Most employers are now aware of the fact that the PPACA’s “play or pay” provisions will soon be implemented. These provisions require large employers to provide full-time employees with health insurance. Some employers may hope to reclassify employees as independent contractors to circumvent the requirements of the PPACA. Prudent employers, however, will err on the side of caution in classifying workers as independent contractors.
The financial consequences of an employer that erroneously classifies employees as independent contractors can be significant. For example, assume Acme Corporation has 30 full-time employees and 70 independent contractors. The IRS audits Acme Corporation and finds that all 70 independent contractors were erroneously classified and are actually full-time employees. Assuming that one full-time employee obtained a subsidy through the new health insurance exchanges, Acme Corporation would owe a shared responsibility penalty of $140,000 with respect to the 2014 plan year.

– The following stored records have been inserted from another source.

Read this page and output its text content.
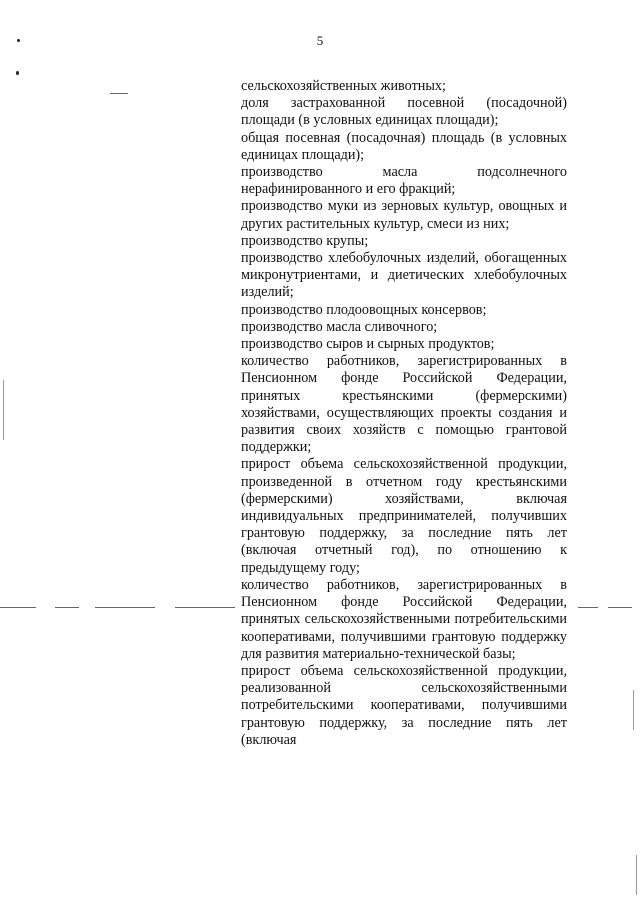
5

сельскохозяйственных животных;

доля застрахованной посевной (посадочной) площади (в условных единицах площади);

общая посевная (посадочная) площадь (в условных единицах площади);

производство масла подсолнечного нерафинированного и его фракций;

производство муки из зерновых культур, овощных и других растительных культур, смеси из них;

производство крупы;

производство хлебобулочных изделий, обогащенных микронутриентами, и диетических хлебобулочных изделий;

производство плодоовощных консервов;

производство масла сливочного;

производство сыров и сырных продуктов;

количество работников, зарегистрированных в Пенсионном фонде Российской Федерации, принятых крестьянскими (фермерскими) хозяйствами, осуществляющих проекты создания и развития своих хозяйств с помощью грантовой поддержки;

прирост объема сельскохозяйственной продукции, произведенной в отчетном году крестьянскими (фермерскими) хозяйствами, включая индивидуальных предпринимателей, получивших грантовую поддержку, за последние пять лет (включая отчетный год), по отношению к предыдущему году;

количество работников, зарегистрированных в Пенсионном фонде Российской Федерации, принятых сельскохозяйственными потребительскими кооперативами, получившими грантовую поддержку для развития материально-технической базы;

прирост объема сельскохозяйственной продукции, реализованной сельскохозяйственными потребительскими кооперативами, получившими грантовую поддержку, за последние пять лет (включая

As part of an effort to generate revenue, audits of employers on employment issues have been increasing. Before the implementation of the PPACA, the IRS was already ramping up its independent contractor audit activity and looking closely at the issue of whether workers have been properly classified as employees or independent contractors. The implementation of the PPACA’s “play or pay” provisions will only increase the IRS’s incentive to find employers that have misclassified employees as independent contractors. Further, there is always the threat that a worker classified as an independent contractor will seek out IRS review of the classification because of the worker’s desire to receive health coverage and other benefits. Given the heightened scrutiny by the IRS and the potential penalties, employers should exercise caution before reclassifying workers as independent contractors.